# Casting belleville dam



## andy capp (Aug 14, 2002)

Was there this morning while waiting for somebody, Anyone ever catch anything casting the open water there?


----------



## shametamer (Jul 22, 2001)

above or below?.....certainly nuttin like a number of the pics u have in your photos here! there are a couple of guys that utilize frenchmans landing pier ne side of dam and do ok.


----------



## andy capp (Aug 14, 2002)

Below is what I was talkin


----------



## ZobZob (Oct 27, 2002)

I have fished approx. a dozen times and have caught a small walleye (maybe 12"), a smallmouth of about 10" and had another fish hit my twister. I've tried spawn, flies, the whole nine yards and haven't caught any lake run visitors. I've seen people catch carp and panfish but that's about it. It's not a very productive spot UNLESS maybe I just suck at fishing :lol: 

Zob


----------



## Connor4501 (Dec 15, 2003)

The Ford Lake Dam has much better potential during warmups like this...


----------



## stinger63 (Nov 25, 2003)

> UNLESS maybe I just suck at fishing


Dude how can you say that?You outfished everyone yesterday :lol:


----------



## ZobZob (Oct 27, 2002)

Yep, I fish way too much to be in the suck category but I don't think of myself as Babe Winkleman or anything.

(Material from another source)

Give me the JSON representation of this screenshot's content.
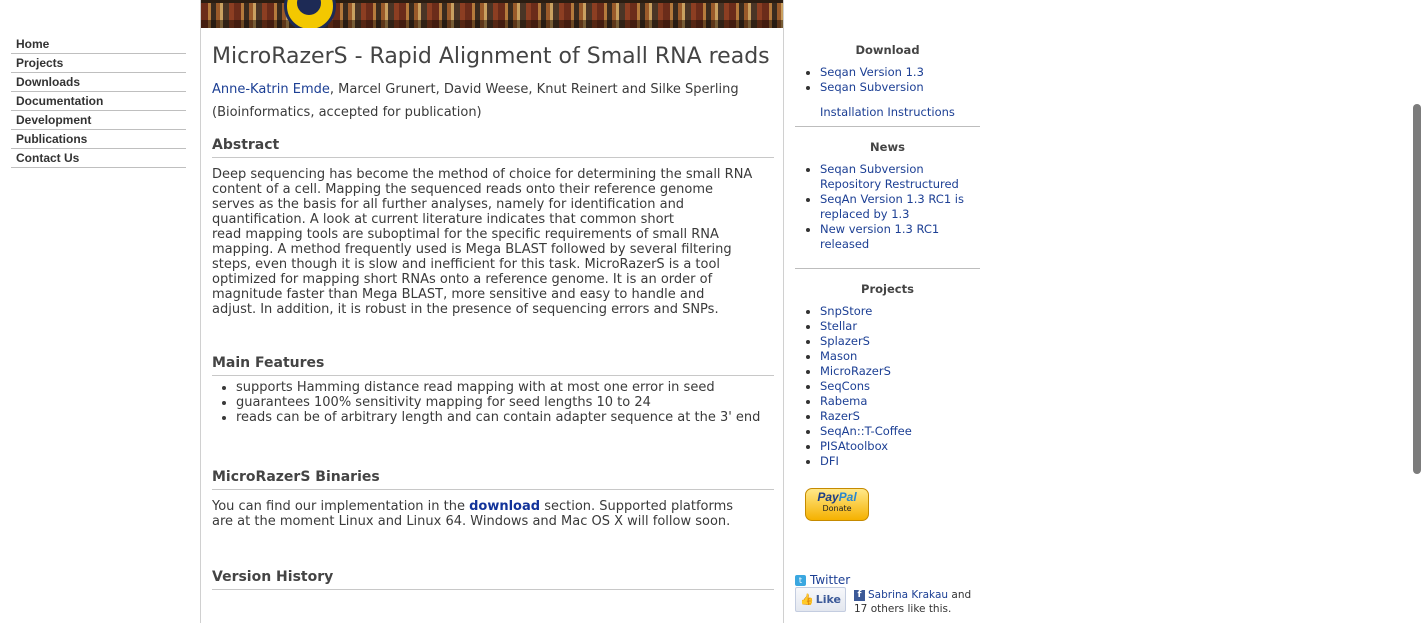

Anyhow, the fishing stinks below the dam... I never seem to catch anything nor does anyone else fishing down there. Maybe I need to explore more further downstream. I do much better on Belleville Lake.

Zob


----------



## MAttt (Dec 15, 2004)

The river below the dam used to be a great smallmouth fishery before someone built the Muskie ladder down in flatrock. Used to do good on steelhead also before that ladder was built. The steelhead never had a problem jumping the dam in flatrock in the spring but the great lakes muskies could never do it. The flatrock dam looks big but is not high enough to stop a steelhead. The guys who do the survey are always amazed at the amount of Great lakes muskies that pass thru it.

If you go in April down by the belleville dam and from on top of the railroad tracks, looking in the southwest corner you will see the steelhead on their beds along with the muskies on the attack. I have also seen the muskies enter the 2 small feeder creeks that are within a mile of the dam and they use them for spawning. The steelhead used to use those feeder creeks for spawning but don't stand a chance now.

I know a gentlemen that lives on the river who no longers fishes it due to
the decimation of the fishery due to the muskies.

No, you don't suck at fishing but the fishladder does.
The Dnr should shut it down as a good idea that didn't work.
The bottom of the Ford lake dam is a much better bet now.

*The fishladder is a failed project that has hurt the natural fishery*
*of the river and the steelhead success rate has actually decreased*
*since it was put on line in April 1997 IMAO.*


----------



## ZobZob (Oct 27, 2002)

Yeah, I was just being sarcastic. I do well (in my opinion) on many other rivers on the SW and NW side of the state.

Zob


----------



## Woolybugger (Feb 26, 2001)

MAttt,

That's an interesting point. Never thought about it but it may be true. I have seen and heard about people pulling huge muskies from below the dam, especially in recent years. I have also heard many of the stories of the huge salmon below the dam when the DNR use to stock salmon and before the ladder was put up. Good points and something the DNR should look in to.


----------